Comment du coup s’approprier l’approche Lean Six Sigma, pour briser les coûts astronomiques des silos et manques de transversalité au sein de nos organisations ?

Un rôle, voire une posture de pilote Lean Six Sigma Flash

Justement, une approche contextualisée au plus grand nombre, consiste à approcher des volontaires avec une méthodologie Lean Six Sigma Flash. Quelles en sont les composantes ?

  • S’appuyer sur l’essence du Lean Six Sigma : principes de méthodologie DMAIC, focus efficacité Processus, analyse visuelle des données et pilotage en transverse
  • Ajuster un système d’outils cohérents selon les 5 étapes Define Measure Analyze Improve Control avec 3 outils phare par étape, pas plus ne sont nécessaires dans la majorité des cas !
  • Appliquer cela dans le périmètre concerné par chacun : des processus entre équipes ou clients/fournisseurs internes. Ces processus à ‘courte échelle’ qui sont si peu optimisés, et qui coûtent beaucoup à l’entreprise’

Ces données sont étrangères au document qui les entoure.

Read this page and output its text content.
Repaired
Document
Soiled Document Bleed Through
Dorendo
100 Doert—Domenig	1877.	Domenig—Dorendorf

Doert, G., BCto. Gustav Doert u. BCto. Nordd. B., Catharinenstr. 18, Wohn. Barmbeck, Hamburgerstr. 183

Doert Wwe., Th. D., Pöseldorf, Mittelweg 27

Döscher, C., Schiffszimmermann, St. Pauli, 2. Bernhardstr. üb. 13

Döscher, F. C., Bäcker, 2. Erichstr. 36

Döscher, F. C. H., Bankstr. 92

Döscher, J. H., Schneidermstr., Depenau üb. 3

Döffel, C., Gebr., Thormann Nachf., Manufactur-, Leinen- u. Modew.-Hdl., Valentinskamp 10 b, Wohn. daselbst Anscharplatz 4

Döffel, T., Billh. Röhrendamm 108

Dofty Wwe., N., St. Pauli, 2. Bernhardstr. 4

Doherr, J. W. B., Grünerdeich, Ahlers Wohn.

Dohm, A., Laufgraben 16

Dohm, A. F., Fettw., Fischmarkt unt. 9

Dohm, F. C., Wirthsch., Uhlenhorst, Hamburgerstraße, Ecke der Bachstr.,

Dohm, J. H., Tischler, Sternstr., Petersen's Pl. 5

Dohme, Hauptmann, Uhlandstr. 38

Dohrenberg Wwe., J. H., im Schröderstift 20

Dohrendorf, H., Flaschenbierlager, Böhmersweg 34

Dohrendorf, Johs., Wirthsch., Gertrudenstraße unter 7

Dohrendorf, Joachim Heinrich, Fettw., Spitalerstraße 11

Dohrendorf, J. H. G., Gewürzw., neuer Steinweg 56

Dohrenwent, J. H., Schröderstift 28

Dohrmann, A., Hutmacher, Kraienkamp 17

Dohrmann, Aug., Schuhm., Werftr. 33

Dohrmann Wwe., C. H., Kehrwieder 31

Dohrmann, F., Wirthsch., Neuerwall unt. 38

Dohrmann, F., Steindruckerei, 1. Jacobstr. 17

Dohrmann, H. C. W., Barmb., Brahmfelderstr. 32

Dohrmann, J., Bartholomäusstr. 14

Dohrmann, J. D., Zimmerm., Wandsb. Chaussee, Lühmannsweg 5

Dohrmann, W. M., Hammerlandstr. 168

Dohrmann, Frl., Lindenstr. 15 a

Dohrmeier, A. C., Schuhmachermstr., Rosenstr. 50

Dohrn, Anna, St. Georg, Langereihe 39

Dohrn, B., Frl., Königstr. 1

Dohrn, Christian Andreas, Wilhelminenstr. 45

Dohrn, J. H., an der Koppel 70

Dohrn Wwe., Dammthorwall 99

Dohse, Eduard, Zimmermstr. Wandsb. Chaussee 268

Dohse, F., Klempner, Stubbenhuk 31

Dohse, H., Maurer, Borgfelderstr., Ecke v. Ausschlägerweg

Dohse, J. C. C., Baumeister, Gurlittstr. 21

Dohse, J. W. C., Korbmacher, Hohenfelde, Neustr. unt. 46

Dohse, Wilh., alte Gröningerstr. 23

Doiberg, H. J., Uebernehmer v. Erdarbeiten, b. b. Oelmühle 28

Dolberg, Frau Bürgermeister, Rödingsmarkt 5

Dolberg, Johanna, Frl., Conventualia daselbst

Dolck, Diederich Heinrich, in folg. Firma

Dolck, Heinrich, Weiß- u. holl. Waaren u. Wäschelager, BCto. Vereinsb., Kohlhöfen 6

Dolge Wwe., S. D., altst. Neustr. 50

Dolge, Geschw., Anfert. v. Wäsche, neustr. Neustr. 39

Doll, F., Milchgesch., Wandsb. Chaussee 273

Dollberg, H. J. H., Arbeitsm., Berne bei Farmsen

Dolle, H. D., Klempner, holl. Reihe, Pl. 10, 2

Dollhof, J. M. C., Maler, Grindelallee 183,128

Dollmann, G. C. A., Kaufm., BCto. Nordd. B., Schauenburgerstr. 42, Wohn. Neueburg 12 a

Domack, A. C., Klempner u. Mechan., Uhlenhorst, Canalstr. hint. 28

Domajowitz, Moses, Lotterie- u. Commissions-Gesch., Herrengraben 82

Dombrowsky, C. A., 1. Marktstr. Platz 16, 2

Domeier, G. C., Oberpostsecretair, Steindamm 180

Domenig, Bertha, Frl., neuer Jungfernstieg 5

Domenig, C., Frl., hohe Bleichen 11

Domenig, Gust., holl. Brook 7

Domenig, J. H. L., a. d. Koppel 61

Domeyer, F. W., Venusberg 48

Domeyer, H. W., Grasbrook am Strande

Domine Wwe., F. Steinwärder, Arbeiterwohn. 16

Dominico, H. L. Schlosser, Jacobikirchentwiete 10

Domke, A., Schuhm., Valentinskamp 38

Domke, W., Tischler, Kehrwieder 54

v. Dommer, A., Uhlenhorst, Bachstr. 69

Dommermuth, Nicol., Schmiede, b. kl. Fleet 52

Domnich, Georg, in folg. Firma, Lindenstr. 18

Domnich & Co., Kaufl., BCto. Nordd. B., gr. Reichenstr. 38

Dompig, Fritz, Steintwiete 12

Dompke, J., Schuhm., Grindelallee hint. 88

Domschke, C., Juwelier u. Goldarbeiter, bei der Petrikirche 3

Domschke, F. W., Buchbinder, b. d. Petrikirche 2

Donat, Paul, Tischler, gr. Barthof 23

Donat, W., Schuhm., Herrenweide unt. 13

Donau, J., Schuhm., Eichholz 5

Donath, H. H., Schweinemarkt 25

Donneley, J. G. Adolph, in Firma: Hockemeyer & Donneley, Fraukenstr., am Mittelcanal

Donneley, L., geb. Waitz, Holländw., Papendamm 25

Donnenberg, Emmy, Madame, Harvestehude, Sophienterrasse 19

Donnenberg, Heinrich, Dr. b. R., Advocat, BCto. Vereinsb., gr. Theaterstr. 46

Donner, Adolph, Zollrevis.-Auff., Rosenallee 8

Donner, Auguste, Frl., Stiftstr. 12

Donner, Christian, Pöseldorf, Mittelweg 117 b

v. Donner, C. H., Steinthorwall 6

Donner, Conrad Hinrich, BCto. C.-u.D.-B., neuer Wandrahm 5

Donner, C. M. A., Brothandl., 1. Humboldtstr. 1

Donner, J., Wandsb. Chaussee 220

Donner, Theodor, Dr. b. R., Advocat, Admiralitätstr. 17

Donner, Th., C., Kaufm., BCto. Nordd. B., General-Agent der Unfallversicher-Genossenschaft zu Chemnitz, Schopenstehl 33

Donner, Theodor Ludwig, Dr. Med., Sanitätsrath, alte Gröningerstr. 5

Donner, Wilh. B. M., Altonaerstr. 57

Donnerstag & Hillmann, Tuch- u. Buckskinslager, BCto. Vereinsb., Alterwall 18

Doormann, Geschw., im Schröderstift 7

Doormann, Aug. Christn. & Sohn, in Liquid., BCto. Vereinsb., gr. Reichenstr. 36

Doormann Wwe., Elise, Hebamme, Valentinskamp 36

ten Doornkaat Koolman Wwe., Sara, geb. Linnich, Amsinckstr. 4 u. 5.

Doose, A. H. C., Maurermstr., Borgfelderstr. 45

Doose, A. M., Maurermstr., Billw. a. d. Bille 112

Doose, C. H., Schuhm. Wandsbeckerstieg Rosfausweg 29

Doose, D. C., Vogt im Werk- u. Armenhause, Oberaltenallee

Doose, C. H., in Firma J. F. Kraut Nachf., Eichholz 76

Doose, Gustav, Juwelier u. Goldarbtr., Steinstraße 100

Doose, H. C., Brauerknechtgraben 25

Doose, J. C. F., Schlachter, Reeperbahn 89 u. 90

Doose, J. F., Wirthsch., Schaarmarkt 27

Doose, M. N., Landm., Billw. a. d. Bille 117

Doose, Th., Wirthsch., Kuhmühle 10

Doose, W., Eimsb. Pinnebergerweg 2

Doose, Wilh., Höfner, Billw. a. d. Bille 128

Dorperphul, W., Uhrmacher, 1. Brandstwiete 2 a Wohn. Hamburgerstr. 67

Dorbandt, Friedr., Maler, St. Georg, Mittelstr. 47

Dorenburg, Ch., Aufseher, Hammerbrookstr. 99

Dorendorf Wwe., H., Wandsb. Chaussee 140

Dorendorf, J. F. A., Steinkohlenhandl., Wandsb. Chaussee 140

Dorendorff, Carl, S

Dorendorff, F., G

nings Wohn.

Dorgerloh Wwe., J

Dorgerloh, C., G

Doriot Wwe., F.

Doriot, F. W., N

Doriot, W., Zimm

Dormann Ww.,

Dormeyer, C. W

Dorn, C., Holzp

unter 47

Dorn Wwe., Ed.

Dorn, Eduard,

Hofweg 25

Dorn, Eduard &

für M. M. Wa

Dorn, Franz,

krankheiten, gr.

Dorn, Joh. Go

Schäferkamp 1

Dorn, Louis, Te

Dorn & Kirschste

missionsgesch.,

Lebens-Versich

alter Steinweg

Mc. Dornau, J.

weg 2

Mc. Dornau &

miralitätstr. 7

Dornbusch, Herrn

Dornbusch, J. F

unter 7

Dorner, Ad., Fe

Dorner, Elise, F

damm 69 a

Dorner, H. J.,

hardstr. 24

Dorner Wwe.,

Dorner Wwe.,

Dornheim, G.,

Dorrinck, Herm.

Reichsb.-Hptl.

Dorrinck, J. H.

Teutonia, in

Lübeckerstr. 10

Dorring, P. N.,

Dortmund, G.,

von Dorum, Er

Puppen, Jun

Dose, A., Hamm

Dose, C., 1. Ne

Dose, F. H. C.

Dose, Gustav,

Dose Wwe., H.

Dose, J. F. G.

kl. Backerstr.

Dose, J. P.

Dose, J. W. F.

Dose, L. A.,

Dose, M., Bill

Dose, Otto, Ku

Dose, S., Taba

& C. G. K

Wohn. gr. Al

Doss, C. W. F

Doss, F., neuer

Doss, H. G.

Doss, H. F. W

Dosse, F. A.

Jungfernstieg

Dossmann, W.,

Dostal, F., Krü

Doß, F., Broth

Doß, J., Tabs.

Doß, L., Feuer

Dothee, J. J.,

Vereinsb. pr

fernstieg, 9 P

Finalement, un rôle pour tout manager, acteur dans l’organisation…

Se former, voire certifier pilote Lean Six Sigma Flash !

Oui, si vous avez le temps de faire une formation Green Belt, ou Black Belt, foncez. Regardez cependant, sur les outils qui vous sont donnés, lesquels vous utilisez vraiment… Et appliquez le principe de Pareto.

Dans un grand groupe Telecom Européen, je demandais aux Master Black Lean Six Sigma combien de plan d’expérience ils avaient pu trouver dans leur organisation. Un plan d’expérience est indispensable en pratique pour un Black Belt, et ils avaient déjà des centaines de Black Belt. Réponse : deux plans d’expérience pour plusieurs centaines de personnes à former… Est-ce vraiment de la valeur ajoutée ? Oui, connaître le plan d’expérience est utile. Non, s’il ne sert pas le business, ne nous y formons pas, même en Black Belt industrie. Nous aurons bien l’occasion d’aller chercher un expert sur ce sujet, si le cas se présente… Ça, c’est une organisation Lean…

Ayant moi-même contribué à la certification AFNOR NF X 06-091 avec une douzaine d’autres Master Black Belt en 2010, sur les compétences des Green Belt et des Black Belt en industrie et services, j’avais du mal à reconnaître la nécessité, encore plus dans les services, d’un Green Belt de savoir pratiquer des outils statistiques.

Avec une décennie de recul, de centaines de projets et d’équipes accompagnés sur l’excellence opérationnelle (Lean Six Sigma, lean, agile…), je valide depuis plusieurs années, et encore plus dans notre contexte de crise que dans la majorité des cas ce n’est pas nécessaire, notamment dans le monde des services. Il en est de même sur des outils de processus trop avancés, ou de mise en flux dans le contexte du lean.

Donc faisons comme le fait l’agile : privilégions l’appropriation avec une approche ouverte, accessible à tous et utile de suite. Et ce sera la renaissance du Lean Six Sigma, plus accessible, toujours aussi puissant (à 80 ou 90%), en tout cas en regard des autres approches.